Phenotypic analysis should focus on:

• Mitochondrial function (oxygen consumption, ATP production)

• Mitochondrial DNA maintenance and replication

• Tissue-specific effects, particularly in high-energy demanding tissues

• Developmental defects, especially if slc25a33 is expressed during critical developmental periods

How can slc25a33 be used to study mitochondrial nucleotide transport in disease models?

Recombinant Danio rerio slc25a33 can serve as a valuable tool for studying mitochondrial nucleotide transport in disease contexts. Researchers can:

• Create disease-relevant mutations in recombinant slc25a33 corresponding to human disease variants

• Perform comparative transport studies between wild-type and mutant proteins

• Use reconstituted systems to screen for compounds that might restore function to mutant transporters

• Develop zebrafish models with slc25a33 mutations that mimic human disease conditions

This approach is particularly relevant since members of the SLC25 superfamily are responsible for 12 monogenic diseases in humans . Understanding the molecular mechanisms of slc25a33 function could provide insights into mitochondrial diseases caused by nucleotide transport defects.

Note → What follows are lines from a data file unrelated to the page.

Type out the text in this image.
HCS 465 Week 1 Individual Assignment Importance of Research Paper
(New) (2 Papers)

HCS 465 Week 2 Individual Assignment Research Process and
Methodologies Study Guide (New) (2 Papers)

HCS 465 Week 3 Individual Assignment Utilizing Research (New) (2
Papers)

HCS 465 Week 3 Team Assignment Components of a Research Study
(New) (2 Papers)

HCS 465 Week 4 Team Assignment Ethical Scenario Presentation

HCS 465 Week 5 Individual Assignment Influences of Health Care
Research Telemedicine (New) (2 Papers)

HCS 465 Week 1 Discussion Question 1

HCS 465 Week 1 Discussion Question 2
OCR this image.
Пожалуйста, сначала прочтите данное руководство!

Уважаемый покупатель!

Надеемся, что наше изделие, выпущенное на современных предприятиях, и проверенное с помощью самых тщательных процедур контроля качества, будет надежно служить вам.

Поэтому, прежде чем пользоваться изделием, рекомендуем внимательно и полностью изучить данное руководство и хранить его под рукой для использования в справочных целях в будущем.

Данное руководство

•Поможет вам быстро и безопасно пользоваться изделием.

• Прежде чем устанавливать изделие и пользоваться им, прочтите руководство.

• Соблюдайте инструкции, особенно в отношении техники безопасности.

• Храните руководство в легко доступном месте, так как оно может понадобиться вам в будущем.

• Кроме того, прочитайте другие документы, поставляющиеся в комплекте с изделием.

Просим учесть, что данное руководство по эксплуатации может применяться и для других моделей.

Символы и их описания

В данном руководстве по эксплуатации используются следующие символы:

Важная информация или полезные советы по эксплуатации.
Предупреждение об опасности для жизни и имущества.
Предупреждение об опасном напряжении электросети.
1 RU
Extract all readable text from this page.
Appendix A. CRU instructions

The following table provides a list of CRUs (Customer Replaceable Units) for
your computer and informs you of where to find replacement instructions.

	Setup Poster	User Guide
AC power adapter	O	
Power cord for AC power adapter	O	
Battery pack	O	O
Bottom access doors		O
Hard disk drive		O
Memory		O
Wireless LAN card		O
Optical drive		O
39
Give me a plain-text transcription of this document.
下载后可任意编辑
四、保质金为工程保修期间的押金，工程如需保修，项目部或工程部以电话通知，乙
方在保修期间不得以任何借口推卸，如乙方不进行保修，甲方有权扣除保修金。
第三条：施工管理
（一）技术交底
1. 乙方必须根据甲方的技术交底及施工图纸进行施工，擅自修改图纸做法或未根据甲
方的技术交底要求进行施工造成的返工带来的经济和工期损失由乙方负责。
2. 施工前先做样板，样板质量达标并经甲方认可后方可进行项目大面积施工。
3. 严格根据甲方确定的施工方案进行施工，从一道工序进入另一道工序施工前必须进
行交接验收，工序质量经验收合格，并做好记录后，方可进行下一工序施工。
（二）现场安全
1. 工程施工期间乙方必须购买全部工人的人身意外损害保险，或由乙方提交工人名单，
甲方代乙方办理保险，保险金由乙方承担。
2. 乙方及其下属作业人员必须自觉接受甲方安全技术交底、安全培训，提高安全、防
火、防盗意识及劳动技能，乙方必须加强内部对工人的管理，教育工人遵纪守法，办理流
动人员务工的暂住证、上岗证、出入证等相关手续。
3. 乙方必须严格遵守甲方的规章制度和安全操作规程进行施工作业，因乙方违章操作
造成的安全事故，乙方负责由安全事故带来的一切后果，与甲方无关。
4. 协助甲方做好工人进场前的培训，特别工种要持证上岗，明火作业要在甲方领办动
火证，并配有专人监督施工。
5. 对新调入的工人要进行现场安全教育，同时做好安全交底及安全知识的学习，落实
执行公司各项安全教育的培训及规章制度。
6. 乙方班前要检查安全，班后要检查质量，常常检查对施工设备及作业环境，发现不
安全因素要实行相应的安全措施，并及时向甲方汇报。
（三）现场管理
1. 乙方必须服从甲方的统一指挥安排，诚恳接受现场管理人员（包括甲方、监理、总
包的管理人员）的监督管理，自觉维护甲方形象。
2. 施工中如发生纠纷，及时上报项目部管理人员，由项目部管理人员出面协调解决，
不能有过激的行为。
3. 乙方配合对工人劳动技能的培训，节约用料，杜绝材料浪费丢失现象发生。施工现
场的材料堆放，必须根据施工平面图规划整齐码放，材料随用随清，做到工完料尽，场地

What techniques are available for investigating slc25a33 interactions with other mitochondrial proteins?

Several techniques can be employed to investigate potential interactions between slc25a33 and other mitochondrial proteins:

• Co-immunoprecipitation: Using antibodies against slc25a33 to pull down potential interacting partners from mitochondrial lysates.

• Proximity Labeling: Techniques like BioID or APEX2, where slc25a33 is fused to a biotin ligase or peroxidase that biotinylates nearby proteins, allowing for their identification.

• Fluorescence Resonance Energy Transfer (FRET): Using fluorescently tagged slc25a33 and candidate interacting proteins to detect close proximity in living cells.

• Membrane Yeast Two-Hybrid: Specialized yeast two-hybrid systems designed for membrane proteins like slc25a33.

• Cross-linking Mass Spectrometry: Chemical cross-linking followed by mass spectrometry analysis to identify proteins in close proximity to slc25a33.

• Blue Native PAGE: Non-denaturing gel electrophoresis to identify native protein complexes containing slc25a33.

These techniques could reveal interactions with other components of mitochondrial nucleotide metabolism pathways, respiratory chain complexes, or other transport proteins.